Вся литературная братія, которой принадлежалъ парижскій книжный и газетный рынокъ, призывали только патентованныя имена и въ поэзіи, и въ романѣ, и въ драмѣ и, разумѣется, безусловно преклонялась предъ «поэтомъ-солнцемъ». Прошло уже нѣсколько лѣтъ, какъ Викторъ Гюго вернувшийся изъ изгнанія, жилъ въ Парижѣ домомъ, превратившись заживо въ легендарную личность. Тогда собственно я и имѣлъ случай присмотрѣться къ нему, и слышать его рѣчь, произнесённую на торжественномъ собраніи въ театрѣ Chatelot. Ему было уже подъ восемьдесятъ лѣтъ; но говорилъ онъ еше зычным нѣсколько картавымъ голосом съ интонаціями старыхъ актеровъ. Лицо, съ сѣдыми какъ лунь волосами уже носило явственные слѣды старчества; но держался онъ еще довольно бодро и рѣчь свою читалъ все время стоя. Всѣмъ было извѣстно— въ какихъ уничтожающихъ выраженіяхъ онъ тогда отзывался о романистахъ реальной школы, хотя Флоберъ, оставшійся до самой смерти своей въ душѣ романтиком, раздѣлялъ культъ Виктора Гюго и любилъ громовымъ голосомъ нараспѣвъ цитировать его стихи.
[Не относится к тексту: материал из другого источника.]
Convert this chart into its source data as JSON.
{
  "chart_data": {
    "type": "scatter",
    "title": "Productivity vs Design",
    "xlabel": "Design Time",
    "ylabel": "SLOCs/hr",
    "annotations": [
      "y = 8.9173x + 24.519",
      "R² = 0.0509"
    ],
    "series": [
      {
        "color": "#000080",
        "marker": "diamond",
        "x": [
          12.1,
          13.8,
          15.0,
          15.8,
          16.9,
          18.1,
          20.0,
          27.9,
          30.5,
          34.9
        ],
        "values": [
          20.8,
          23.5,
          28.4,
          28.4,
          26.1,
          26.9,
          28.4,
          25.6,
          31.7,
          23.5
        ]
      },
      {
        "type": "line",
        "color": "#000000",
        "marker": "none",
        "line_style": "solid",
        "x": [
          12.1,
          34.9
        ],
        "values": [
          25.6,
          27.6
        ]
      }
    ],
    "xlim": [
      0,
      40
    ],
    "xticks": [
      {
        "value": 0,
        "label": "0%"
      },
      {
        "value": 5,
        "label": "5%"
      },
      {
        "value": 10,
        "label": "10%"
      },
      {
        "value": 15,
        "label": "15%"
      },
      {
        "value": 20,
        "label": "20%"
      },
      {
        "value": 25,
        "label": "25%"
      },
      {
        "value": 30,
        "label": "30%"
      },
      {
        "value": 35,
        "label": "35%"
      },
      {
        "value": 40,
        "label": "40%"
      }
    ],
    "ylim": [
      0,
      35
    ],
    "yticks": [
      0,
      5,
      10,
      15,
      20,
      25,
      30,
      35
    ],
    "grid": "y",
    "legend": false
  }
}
Привелось мнѣ быть свидѣтелемъ и всенародныхъ похоронъ «поэта-солнца». Никогда ничего подобнаго еще не видалъ Парижъ. Но хоронили не одного Виктора Гюго; а вмѣстѣ съ нимъ и цѣлую эпоху литературы, и траурное торжество ночью, около Тріумфальной Арки, и длинная безконечная процессія на другой день, утромъ — смотрѣли, однако, скорѣе праздничнымъ зрѣлищемъ, чѣмъ похоронной процессіей, проникнутой чувствомъ всенароднаго горя. Тѣло поэта было набальзамировано и должно было лежать около недѣли, изъ-за сложныхъ пригоновлений къ похоронамъ. Доступъ въ домъ Виктора Гюго на аллеѣ, которая носитъ его имя, былъ довольно трудный. Я добылъ его черезъ Наке, бывшаго въ послѣдніе годы жизни Гюго своимъ человѣкомъ въ его семействѣ. Въ той блѣдно-желтой муміи, которая лежала, полуодѣтая, на кровати съ балдахиномъ, трудно было узнать живого старика, торжественно-ходульно обращавшагося къ намъ — членамъ международнаго конгресса — фразой, оставшейся у меня въ памяти:
— Вы послы человѣческаго духа! (Vous êtes les ambassadeurs do l’esprit humain).